‘Mutilated’ trees outrage property owner

Winnebago retiree Tony Jardine lives on 5 quiet acres lined by Colorado spruce trees. Some of those trees, Jardine says, are 30-40 years old and up to 70 feet high.

Jardine explained ComEd has routinely trimmed any branches coming too close to power lines on his property, and that they’ve always taken care to preserve the beloved trees.

Jardine reports, however, crews did not extend such consideration during their most recent trimming visit.

The workers, according to Jardine, did not use cherry-pickers to prune branches away from lines, as has been standard in the past. Jardine was infuriated to discover the crew was simply cutting down the towering trees with chainsaws.

“I think they could take a little more care of cutting trees instead of butcherin’ ’em up,” Jardine said. “If we were gone for two or three days, I’ll betcha that these trees would have been all cut down.”

Luckily for Jardine, that was not the case, and he was able to intervene, bringing work to a halt.

According to ComEd spokesman Paul Callighan, sub-contractors now handle tree-trimming for the utility company.

After Jardine stepped in to stop the workers, he stated a ComEd representative, accompanied by the crew’s supervisor, came to examine the handiwork.

“They were flabbergasted,” Jardine said of their reaction.

“The ground where the pine trees are located was too soft for use of a bucket truck,” Callighan responded. “A manual crew was sent to do the necessary tree trimming. Because of concerns about the extent of the tree trimming, discussions were held with the property owner on Friday, and it was agreed trimming could be delayed until the ground is more firm. A bucket truck will be brought in, and less trimming will occur than with the manual method.”

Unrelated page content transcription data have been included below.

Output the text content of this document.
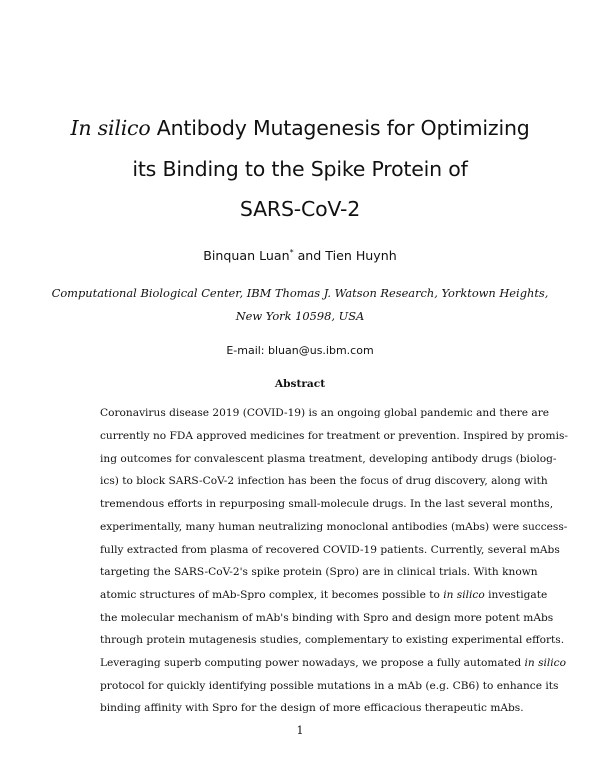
In silico Antibody Mutagenesis for Optimizing
its Binding to the Spike Protein of
SARS-CoV-2
Binquan Luan* and Tien Huynh
Computational Biological Center, IBM Thomas J. Watson Research, Yorktown Heights,
New York 10598, USA
E-mail: bluan@us.ibm.com
Abstract
Coronavirus disease 2019 (COVID-19) is an ongoing global pandemic and there are
currently no FDA approved medicines for treatment or prevention. Inspired by promis-
ing outcomes for convalescent plasma treatment, developing antibody drugs (biolog-
ics) to block SARS-CoV-2 infection has been the focus of drug discovery, along with
tremendous efforts in repurposing small-molecule drugs. In the last several months,
experimentally, many human neutralizing monoclonal antibodies (mAbs) were success-
fully extracted from plasma of recovered COVID-19 patients. Currently, several mAbs
targeting the SARS-CoV-2's spike protein (Spro) are in clinical trials. With known
atomic structures of mAb-Spro complex, it becomes possible to in silico investigate
the molecular mechanism of mAb's binding with Spro and design more potent mAbs
through protein mutagenesis studies, complementary to existing experimental efforts.
Leveraging superb computing power nowadays, we propose a fully automated in silico
protocol for quickly identifying possible mutations in a mAb (e.g. CB6) to enhance its
binding affinity with Spro for the design of more efficacious therapeutic mAbs.
1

Callighan said the trimming will probably occur in November.

Although he has received little consolation for the trees he lost, Jardine says he’s been assured a supervised crew will return with cherry-pickers to perform the work properly.

According to the Illinois Association of Park Districts’ Web site, one tree’s contribution over 50 years in controlling air pollution, soil erosion, soil fertility, recycling water and humidity is worth a total of $196,250. National Arbor Day is April 25.